Finanztip startet mit Tenhagen

| Berater von Robert Krüger-Kassissa

Das gemeinnützige Online-Verbrauchermagazin gibt ab sofort in Berlin Gas. Auf der Pressekonferenz am 1. Oktober wurden nebst neuem Chefredakteur auch die perspektivischen Ziele vorgestellt.

Das gemeinnützige Unternehmen Finanztip wurde im Mai 2014 von Robert Haselsteiner und Marcus Wolsdorf in München gegründet. Die beiden Gesellschafter (Gründer vom Baufinanzierer Interhyp, verkauft an ING-Diba) finanzieren das Non-Profit-Projekt aus eigenen Mitteln. „Es sollen in der Anfangsphase ein paar Millionen ins Projekt fließen“, sagte Haselsteiner auf der Pressekonferenz in Berlin. „In zwei bis drei Jahren soll Finanztip kostendeckend arbeiten“, plant Wolsdorf. Wenn das zinslose Darlehen der beiden Gründer irgendwann zurückgezahlt ist, gibt es, wenn der Plan aufgeht, Rückzahlungen aus Überschüssen an Haselsteiner und Wolsdorf.

Gewinne sollen im Sozialunternehmen verbleiben. Bestenfalls erhalten die beiden Gründer ihr gegebenes Darlehen möglicherweise samt Überschüsse, wenn alle Kosten gedeckt sind, zurück.
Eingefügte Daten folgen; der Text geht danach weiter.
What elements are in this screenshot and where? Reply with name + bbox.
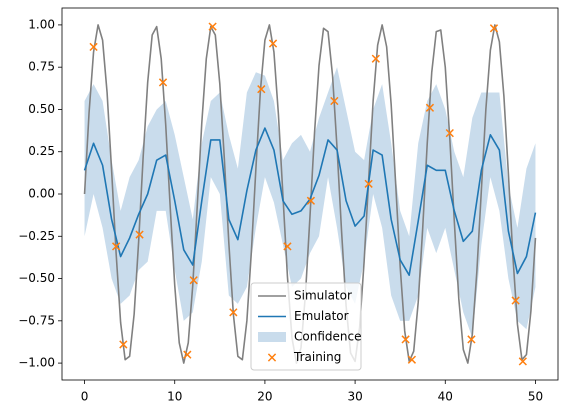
training-point <box>183 350 192 359</box>
legend-label: Training <box>293 350 341 364</box>
y-tick-label: 0.50 <box>28 102 55 116</box>
training-point <box>283 242 292 251</box>
training-point <box>89 42 98 52</box>
x-tick-label: 0 <box>81 390 89 404</box>
y-tick-label: 1.00 <box>28 17 55 31</box>
x-tick-label: 30 <box>347 390 362 404</box>
training-point <box>371 54 380 63</box>
training-point <box>158 78 168 87</box>
training-point <box>364 179 373 188</box>
y-tick-label: −0.25 <box>18 229 55 243</box>
x-tick-label: 10 <box>167 390 182 404</box>
training-point <box>445 128 454 138</box>
training-point <box>489 24 499 33</box>
y-tick-label: −0.75 <box>18 313 55 327</box>
training-point <box>135 230 144 239</box>
training-point <box>189 276 198 285</box>
training-point <box>306 196 316 205</box>
y-tick-label: 0.25 <box>28 144 55 158</box>
training-point <box>425 103 435 112</box>
training-point <box>119 340 128 349</box>
training-point <box>407 355 417 364</box>
x-tick-label: 50 <box>528 390 543 404</box>
x-tick-label: 20 <box>257 390 272 404</box>
training-point <box>208 22 217 31</box>
legend-swatch <box>258 332 286 342</box>
axes-frame <box>61 7 559 381</box>
legend-label: Confidence <box>294 330 361 344</box>
training-point <box>401 335 410 344</box>
legend-box <box>250 282 362 371</box>
legend: Simulator Emulator Confidence Training <box>250 282 362 371</box>
training-point <box>229 308 238 317</box>
line-simulator <box>83 24 537 364</box>
y-tick-label: 0.75 <box>28 60 55 74</box>
training-point <box>330 96 339 106</box>
x-tick-label: 40 <box>438 390 453 404</box>
training-point <box>268 39 278 48</box>
training-point <box>111 242 121 251</box>
y-tick-label: −1.00 <box>18 356 55 370</box>
y-tick-label: 0.00 <box>28 187 55 201</box>
training-point <box>257 85 266 94</box>
legend-label: Emulator <box>294 309 349 323</box>
legend-label: Simulator <box>294 289 352 303</box>
legend-swatch <box>267 353 277 362</box>
training-point <box>511 296 520 305</box>
y-tick-label: −0.50 <box>18 271 55 285</box>
training-point <box>467 335 476 344</box>
training-point <box>518 357 527 366</box>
Schlimmstenfalls haben die beiden Unternehmer ein paar Millionen Euro „verbrannt“. Geld soll über Affiliate-Programme verdient werden. „Folgt ein Leser einer Empfehlung in unserem Ratgeber und klickt dort auf den Link zu einer Anbieter-Webseite, ist das einigen Firmen eine Vergütung wert. Sie unterstützen damit unser gemeinnütziges Projekt und haben ja selbst auch einen Nutzen von unserer Arbeit“, erläutert Wolsdorf.
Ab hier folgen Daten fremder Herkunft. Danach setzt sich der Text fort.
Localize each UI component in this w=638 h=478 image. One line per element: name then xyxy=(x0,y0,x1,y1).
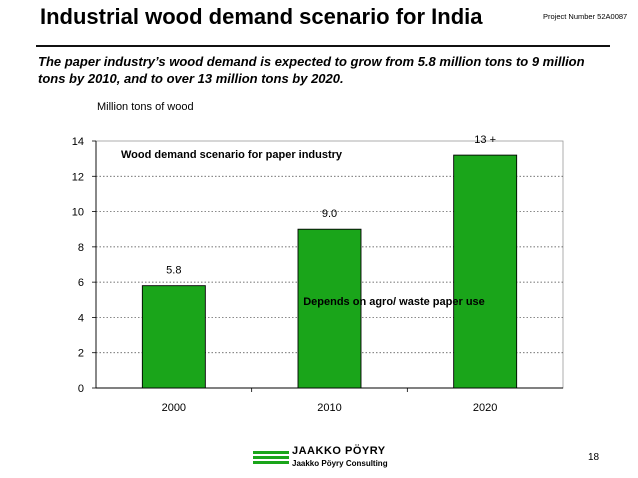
bar xyxy=(297,228,362,389)
page-title: Industrial wood demand scenario for Indi… xyxy=(40,4,483,29)
x-tick-label: 2020 xyxy=(473,402,497,414)
jaakko-poyry-logo-icon xyxy=(253,451,289,464)
chart-title: Wood demand scenario for paper industry xyxy=(121,149,343,161)
page-number: 18 xyxy=(588,452,600,463)
data-label: 13 + xyxy=(474,134,496,146)
data-label: 5.8 xyxy=(166,265,181,277)
data-label: 9.0 xyxy=(322,208,337,220)
logo-name: JAAKKO PÖYRY xyxy=(292,445,386,457)
y-tick-label: 12 xyxy=(72,171,84,183)
y-tick-label: 0 xyxy=(78,383,84,395)
bar xyxy=(141,285,206,389)
logo-subtitle: Jaakko Pöyry Consulting xyxy=(292,459,388,468)
y-tick-label: 2 xyxy=(78,348,84,360)
x-tick-label: 2010 xyxy=(317,402,341,414)
x-tick-label: 2000 xyxy=(162,402,186,414)
y-tick-label: 4 xyxy=(78,312,84,324)
y-tick-label: 8 xyxy=(78,242,84,254)
y-tick-label: 14 xyxy=(72,136,84,148)
y-axis-label: Million tons of wood xyxy=(97,101,194,113)
title-divider xyxy=(36,45,610,47)
y-tick-label: 6 xyxy=(78,277,84,289)
project-number: Project Number 52A0087 xyxy=(543,12,628,21)
slide-subtitle: The paper industry’s wood demand is expe… xyxy=(38,54,585,86)
bar xyxy=(453,154,518,389)
chart-annotation: Depends on agro/ waste paper use xyxy=(303,296,485,308)
y-tick-label: 10 xyxy=(72,207,84,219)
Um eine Beeinflussung vorzubeugen, existiert zwischen Redaktion und Online-Marketing eine klare Trennung. Finanztip agiert mit verschiedenen Teams in den Bereichen Geldanlage & Bankprodukte, Versicherung & Vorsorge, Energie, Mobilität, Medien & Reise sowie Steuern & Recht.

Honorarberatung stärken
Finanzielle Gründe haben auch für Tenhagen nach einigen Angaben keine Rolle für seine Entscheidung pro Finanztip gespielt, wenngleich „ich unwesentlich mehr verdiene als bei Finanztest“. Tenhagen gibt es um fundierte Finanzbildung aller Bevölkerungsgruppen. Alle Leistungen von Finanztip sind daher kostenlos und werbefrei.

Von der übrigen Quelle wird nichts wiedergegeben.